Artistic director Vojtěch Stříteský says that the aim of the festival programme was to remember Czech people’s spiritual roots, ‘So that we have somewhere and something to return to, because our ground is strong, we just sometimes forget about it. I think it’s extremely important to feel anchored in these turbulent times’.

“Nearly two-thirds of the events at Smetanova Litomyšl were sold out within the first two hours”

This year, the festival has the subtitle ‘Má vlast’, as nod not only to Smetana’s symphonic poem, which has become an important symbol of Czech identity, but also to the festival’s homeland and to traditional Czech music. A concert titled ‘Homeland’ included a varied programme of folk-inspired pieces: Smetana’s Czech Song, the finale of Martinů’s Czech Rhapsody, part of A Bohemian Pilgrim by Sylvia Bodorová, ‘Lord, have mercy’ from Dvořák’s Sváta Ludmila, and Janáček’s The Eternal Gospel.

Audiences are welcomed in typical Czech character. This year youth orchestras accompanied the walk to the main hall each evening, and there were cabaret evenings, a beer-inspired concert (with a specially arranged version of Jan Kučera’s The Beer Oratorio performed by the Prague Symphony Orchestra), picnics on the sprawling lawns of the Litomyšl Monastery Gardens, art exhibitions at the Municipal and City Galleries, and an opening ceremony that had a surprising non-musical guest – the new Czech circus ensemble, Cirk La Putyka.

Year of Czech Music 2024

Smetana’s Litomyšl wouldn’t be complete without a performance of Má vlast.

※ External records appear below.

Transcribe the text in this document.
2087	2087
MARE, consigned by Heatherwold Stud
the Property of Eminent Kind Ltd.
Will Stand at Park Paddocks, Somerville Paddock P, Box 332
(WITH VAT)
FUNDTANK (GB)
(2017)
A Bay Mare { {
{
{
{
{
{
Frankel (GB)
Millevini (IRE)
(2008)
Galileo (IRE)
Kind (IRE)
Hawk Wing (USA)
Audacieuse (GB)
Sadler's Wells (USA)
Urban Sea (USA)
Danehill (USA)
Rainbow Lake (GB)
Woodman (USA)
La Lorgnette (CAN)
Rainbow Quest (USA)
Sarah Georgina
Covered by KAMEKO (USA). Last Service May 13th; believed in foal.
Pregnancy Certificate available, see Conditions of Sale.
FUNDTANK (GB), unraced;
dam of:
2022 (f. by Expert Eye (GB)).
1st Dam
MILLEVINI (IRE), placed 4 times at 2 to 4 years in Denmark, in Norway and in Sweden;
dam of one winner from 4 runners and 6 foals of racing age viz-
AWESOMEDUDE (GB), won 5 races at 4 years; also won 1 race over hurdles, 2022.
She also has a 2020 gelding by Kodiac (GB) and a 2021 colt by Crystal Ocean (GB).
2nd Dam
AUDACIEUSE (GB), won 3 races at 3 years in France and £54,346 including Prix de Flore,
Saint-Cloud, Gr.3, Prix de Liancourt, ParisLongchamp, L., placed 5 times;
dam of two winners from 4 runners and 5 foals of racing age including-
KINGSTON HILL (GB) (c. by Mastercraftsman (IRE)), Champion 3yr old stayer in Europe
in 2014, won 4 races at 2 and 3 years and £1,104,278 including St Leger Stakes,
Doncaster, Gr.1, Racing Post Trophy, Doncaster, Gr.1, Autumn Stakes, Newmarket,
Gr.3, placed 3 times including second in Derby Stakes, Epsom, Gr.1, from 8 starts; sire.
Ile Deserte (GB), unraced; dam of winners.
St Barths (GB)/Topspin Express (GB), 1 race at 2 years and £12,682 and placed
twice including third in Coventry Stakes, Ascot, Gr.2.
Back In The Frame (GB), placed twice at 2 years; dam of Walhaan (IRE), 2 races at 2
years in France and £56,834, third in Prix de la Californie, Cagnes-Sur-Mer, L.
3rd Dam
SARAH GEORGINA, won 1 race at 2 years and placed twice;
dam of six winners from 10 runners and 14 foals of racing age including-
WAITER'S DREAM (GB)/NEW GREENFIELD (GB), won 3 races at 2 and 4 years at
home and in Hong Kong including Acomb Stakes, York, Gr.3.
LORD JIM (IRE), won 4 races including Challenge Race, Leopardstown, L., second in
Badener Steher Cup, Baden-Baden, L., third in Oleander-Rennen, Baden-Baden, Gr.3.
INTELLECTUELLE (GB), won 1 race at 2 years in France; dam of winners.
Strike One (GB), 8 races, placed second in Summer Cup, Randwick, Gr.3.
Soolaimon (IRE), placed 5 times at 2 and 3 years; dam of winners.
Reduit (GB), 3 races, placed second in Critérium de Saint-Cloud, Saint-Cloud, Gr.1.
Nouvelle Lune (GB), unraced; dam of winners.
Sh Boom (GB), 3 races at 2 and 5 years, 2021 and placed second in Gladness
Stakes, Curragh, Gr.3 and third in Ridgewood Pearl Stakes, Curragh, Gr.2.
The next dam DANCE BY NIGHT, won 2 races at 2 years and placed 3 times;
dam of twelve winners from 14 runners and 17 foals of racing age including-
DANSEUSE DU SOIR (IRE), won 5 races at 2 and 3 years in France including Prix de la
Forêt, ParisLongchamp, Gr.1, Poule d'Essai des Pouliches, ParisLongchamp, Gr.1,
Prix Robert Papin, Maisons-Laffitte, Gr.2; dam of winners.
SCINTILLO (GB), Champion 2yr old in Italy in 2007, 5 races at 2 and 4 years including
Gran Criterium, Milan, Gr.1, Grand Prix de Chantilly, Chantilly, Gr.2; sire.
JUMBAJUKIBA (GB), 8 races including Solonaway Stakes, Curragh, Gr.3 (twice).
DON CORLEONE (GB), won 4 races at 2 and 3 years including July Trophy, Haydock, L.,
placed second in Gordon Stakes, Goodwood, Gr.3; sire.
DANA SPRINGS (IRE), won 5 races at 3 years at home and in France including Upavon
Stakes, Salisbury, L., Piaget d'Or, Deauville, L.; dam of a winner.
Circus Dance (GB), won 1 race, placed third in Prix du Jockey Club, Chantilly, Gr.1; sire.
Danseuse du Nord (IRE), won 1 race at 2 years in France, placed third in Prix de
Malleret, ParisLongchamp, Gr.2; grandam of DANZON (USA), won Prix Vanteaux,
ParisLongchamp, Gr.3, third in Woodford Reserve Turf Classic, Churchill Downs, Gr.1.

It was heard this year at the final concert of the 2024 festival, performed by the Czech Philharmonic and principal guest conductor Tomáš Netopil. The orchestra play the music with abundant joy – it’s quite possibly a work they know off by heart – and audiences can frequently be heard humming along to the famous second movement ‘Vltava’, named after the river which flows past Prague’s fairytale spires.